Mi sono sposata con un uomo divorziato, e ora penso al divorzio anch’io: sua figlia vuole venire a vivere con noi nel nostro monolocale.
Quando, poco più di due anni fa, ho sposato questo uomo, non avevo dubbi né pregiudizi. Non temevo il suo passato—anzi, credevo sapesse apprezzare le relazioni e capisse il valore di una famiglia. La nostra unione sembrava solida, finché una notizia non ha sconvolto tutto.
“Presto si trasferirà da noi Beatrice. Si è iscritta all’università e vivrà con noi per un po’. Potrebbero essere due mesi, potrebbero essere anni. Vedremo,” mi ha annunciato mio marito sulla porta, come se fosse la cosa più naturale del mondo.
In quel momento, il mondo mi è crollato addosso. Un monolocale. Noi due. E ora anche una ragazza adulta, per quanto fosse sua figlia. Non riuscivo a capire come potesse sembrargli normale. La rabbia montava dentro di me.
“Perché deve vivere con noi?” ho chiesto senza giri di parole. “Perché non in un dormitorio? Tutti gli studenti vivono nelle residenze universitarie—e sopravvivono! Io ho condiviso una stanza con altre due ragazze, ho studiato, sono uscita con una laurea magistrale. Perché lei è un’eccezione?”

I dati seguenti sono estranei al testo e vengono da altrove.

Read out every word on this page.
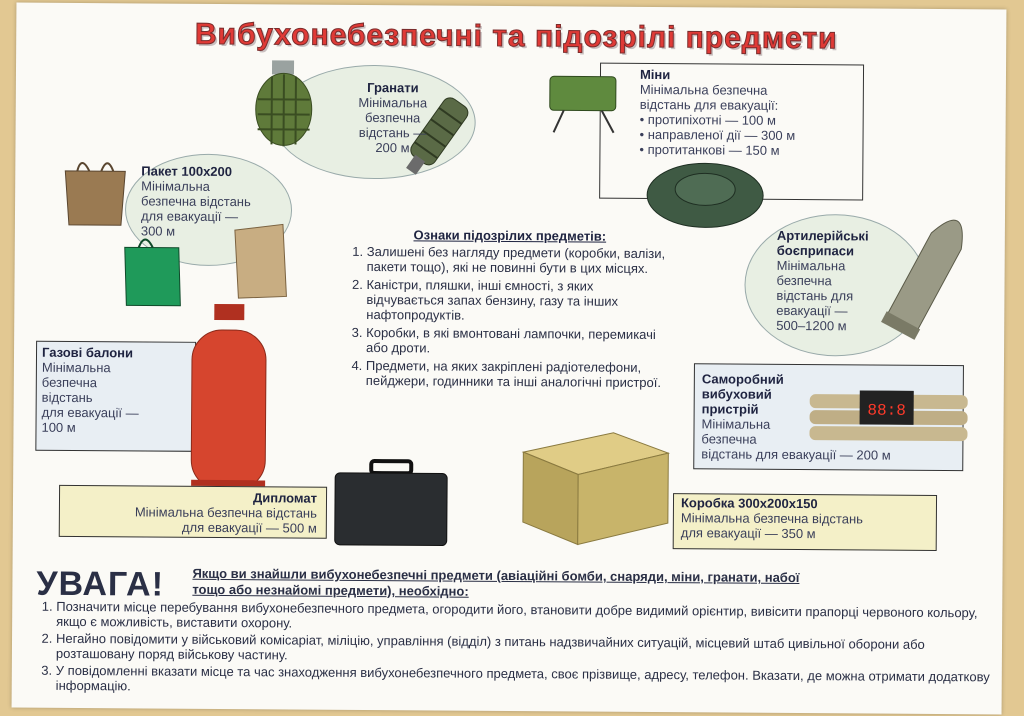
Вибухонебезпечні та підозрілі предмети
Гранати
Мінімальна
безпечна
відстань —
200 м
Міни
Мінімальна безпечна
відстань для евакуації:
• протипіхотні — 100 м
• направленої дії — 300 м
• протитанкові — 150 м
Пакет 100х200
Мінімальна
безпечна відстань
для евакуації —
300 м	Ознаки підозрілих предметів:
1. Залишені без нагляду предмети (коробки, валізи, пакети тощо), які не повинні бути в цих місцях.
2. Каністри, пляшки, інші ємності, з яких відчувається запах бензину, газу та інших нафтопродуктів.
3. Коробки, в які вмонтовані лампочки, перемикачі або дроти.
4. Предмети, на яких закріплені радіотелефони, пейджери, годинники та інші аналогічні пристрої.
Артилерійські
боєприпаси
Мінімальна
безпечна
відстань для
евакуації —
500–1200 м
Газові балони
Мінімальна
безпечна
відстань
для евакуації —
100 м
88:8
Саморобний
вибуховий
пристрій
Мінімальна
безпечна
відстань для евакуації — 200 м
Дипломат
Мінімальна безпечна відстань
для евакуації — 500 м
Коробка 300х200х150
Мінімальна безпечна відстань
для евакуації — 350 м
УВАГА! Якщо ви знайшли вибухонебезпечні предмети (авіаційні бомби, снаряди, міни, гранати, набої тощо або незнайомі предмети), необхідно:
1. Позначити місце перебування вибухонебезпечного предмета, огородити його, втановити добре видимий орієнтир, вивісити прапорці червоного кольору, якщо є можливість, виставити охорону.
2. Негайно повідомити у військовий комісаріат, міліцію, управління (відділ) з питань надзвичайних ситуацій, місцевий штаб цивільної оборони або розташовану поряд військову частину.
3. У повідомленні вказати місце та час знаходження вибухонебезпечного предмета, своє прізвище, адресу, телефон. Вказати, де можна отримати додаткову інформацію.
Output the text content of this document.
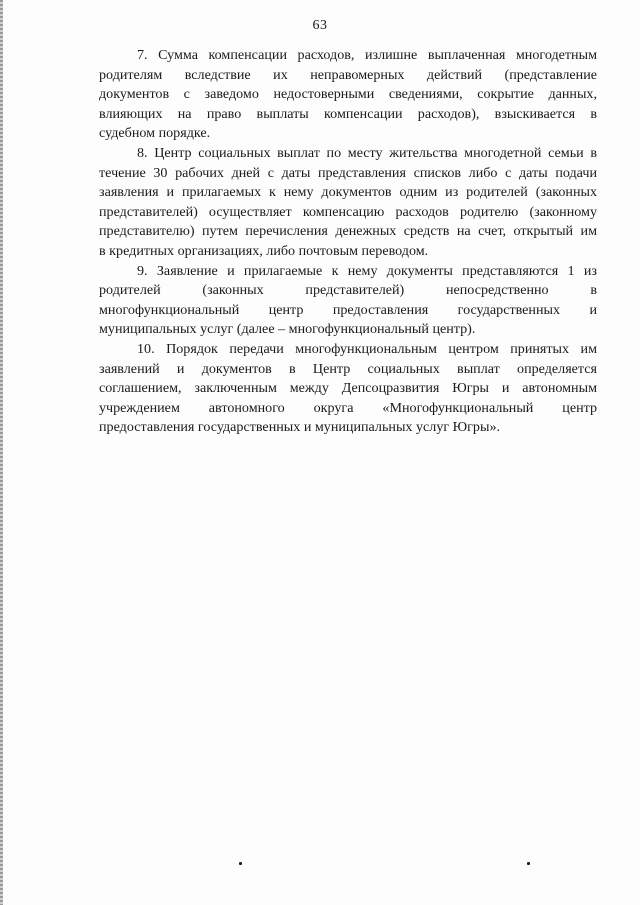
63
7. Сумма компенсации расходов, излишне выплаченная многодетным
родителям вследствие их неправомерных действий (представление
документов с заведомо недостоверными сведениями, сокрытие данных,
влияющих на право выплаты компенсации расходов), взыскивается в
судебном порядке.
8. Центр социальных выплат по месту жительства многодетной семьи в
течение 30 рабочих дней с даты представления списков либо с даты подачи
заявления и прилагаемых к нему документов одним из родителей (законных
представителей) осуществляет компенсацию расходов родителю (законному
представителю) путем перечисления денежных средств на счет, открытый им
в кредитных организациях, либо почтовым переводом.
9. Заявление и прилагаемые к нему документы представляются 1 из
родителей (законных представителей) непосредственно в
многофункциональный центр предоставления государственных и
муниципальных услуг (далее – многофункциональный центр).
10. Порядок передачи многофункциональным центром принятых им
заявлений и документов в Центр социальных выплат определяется
соглашением, заключенным между Депсоцразвития Югры и автономным
учреждением автономного округа «Многофункциональный центр
предоставления государственных и муниципальных услуг Югры».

Ma le mie parole lo hanno ferito. Il suo viso si è arrossato, la voce è diventata più dura:
“Capisci che è MIA figlia? L’UNICA! Mi è mancata per tutti questi anni. Come posso lasciarla in un dormitorio, sapendo che sono qui e che le porte di casa mia le sono chiuse?”
E poi è andata avanti così. Ha detto che la decisione era già presa e che la mia opinione non gli interessava. In quel momento, ho sentito che tutta la mia vita, ogni sforzo messo nel nostro matrimonio, era stato spazzato via. Io non contavo nulla. Non avevo voce. Nella mia stessa casa, ero solo un’ospite, non una moglie.
Sì, Beatrice è una brava ragazza. Educata, tranquilla, intelligente. Non ho mai detto nulla contro di lei. Ma come fare in uno spazio così piccolo, dove già in due stiamo stretti? Dove dormirà? Dove studierà? Come vivremo in tre, schiacciati, senza un attimo di intimità? Dove saranno le nostre serate da soli, in cui io sono una donna, non un’estranea?
Non ce l’ho fatta. Ho detto: “Non vivrà qui,” e sono uscita sbattendo la porta. Ho vagato per le strade a piangere, quasi in preda all’isteria. Non era nemmeno per Beatrice. Era per me. Per il fatto che mio marito avesse preso una decisione così importante senza consultarmi. Perché per lui, a quanto pare, ero solo un’aggiunta al suo appartamento.
Ora non so cosa fare. Una sola domanda mi tormenta: perché stare con una persona che non ti ascolta? Perché sacrificare il mio benessere per qualcuno che può dire in qualsiasi momento: “Non mi importa di quello che pensi”?
Lo so, questo è solo l’inizio. Andrà peggio. Lui sceglierà sempre tra me e sua figlia. E sappiamo tutti chi sceglierà. Se già oggi mi sento di troppo nella mia stessa casa, cosa accadrà domani?
A volte la scelta più dolorosa è lasciare chi ami. Ma ancor più doloroso è restare dove non sei voluta.